Coke ovens are conventionally equipped with one or more ascension pipes to convey the volatile combustion products released during the coking process into collection manifolds for ultimate discharge into gas treatment equipment. The upper ends of ascension pipes are provided at their nexus with the associated collection manifold with a flow-reversing elbow, termed the "gooseneck", which contains an inspection opening closed by a hinged cover. Carbon, coal tar and the like that are entrained in the flowing gases have a tendency to deposit out into heavy and hard accumulations on the interior surface of the gooseneck thereby requiring frequent cleaning in order to prevent undue restriction of the gas flow to the manifold.
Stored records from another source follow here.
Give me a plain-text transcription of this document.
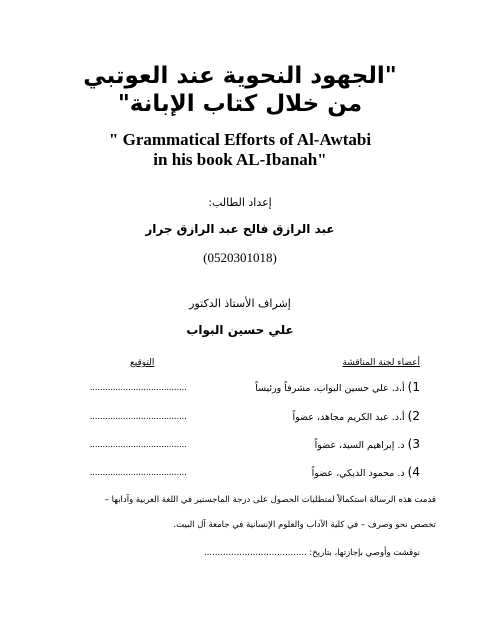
"الجهود النحوية عند العوتبي
من خلال كتاب الإبانة"
" Grammatical Efforts of Al-Awtabi
in his book AL-Ibanah"

إعداد الطالب:

عبد الرازق فالح عبد الرازق جرار

(0520301018)

إشراف الأستاذ الدكتور

علي حسين البواب

أعضاء لجنة المناقشة

التوقيع

1) أ.د. علي حسين البواب، مشرفاً ورئيساً
......................................
2) أ.د. عبد الكريم مجاهد، عضواً
......................................
3) د. إبراهيم السيد، عضواً
......................................
4) د. محمود الديكي، عضواً
......................................

قدمت هذه الرسالة استكمالاً لمتطلبات الحصول على درجة الماجستير في اللغة العربية وآدابها –

تخصص نحو وصرف – في كلية الآداب والعلوم الإنسانية في جامعة آل البيت.

نوقشت وأوصي بإجازتها، بتاريخ: ......................................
To remove these deposits by manual methods is arduous, time-consuming and dangerous. Accordingly, several forms of mechanical cleaning apparatus have been devised to relieve the workman of this task. Such apparatus are characteristically mounted on the coke over larry car employed to charge the ovens in each battery with coal. It employs a power-operated cleaning mechanism which must be manually or otherwise manipulated to guide the operating end of the mechanism through the inspection opening in the elbow and, thereafter, along the interior of the elbow to remove the deposits by the cutting and/or grinding action of the mechanism.
Operations performed with apparatus that must be manually guided or manipulated remain both arduous and timeconsuming. Others performed by apparatus that are mechanically operated, such as for example, as described in U.S. Pat. Nos. 3,480,514, 3,886,694, 4,013,518 and 4,107,001, while being less arduous to the workman, are still not totally dispositive of the problem due to the fact that these devices employ complex mechanism for manipulating the cleaning tool which is, of course, expensive. Moreover, because the apparatus is caused to operate in a coal- and debris-laden environment, it is subject to frequent breakdown and repair caused by the accumulation of coal and/or other debris on its operating parts or, alternatively, to an assiduous maintenance program, either of which requires the apparatus to be removed from service frequently.
It is to the amelioration of such problems, therefore, that the present invention is directed.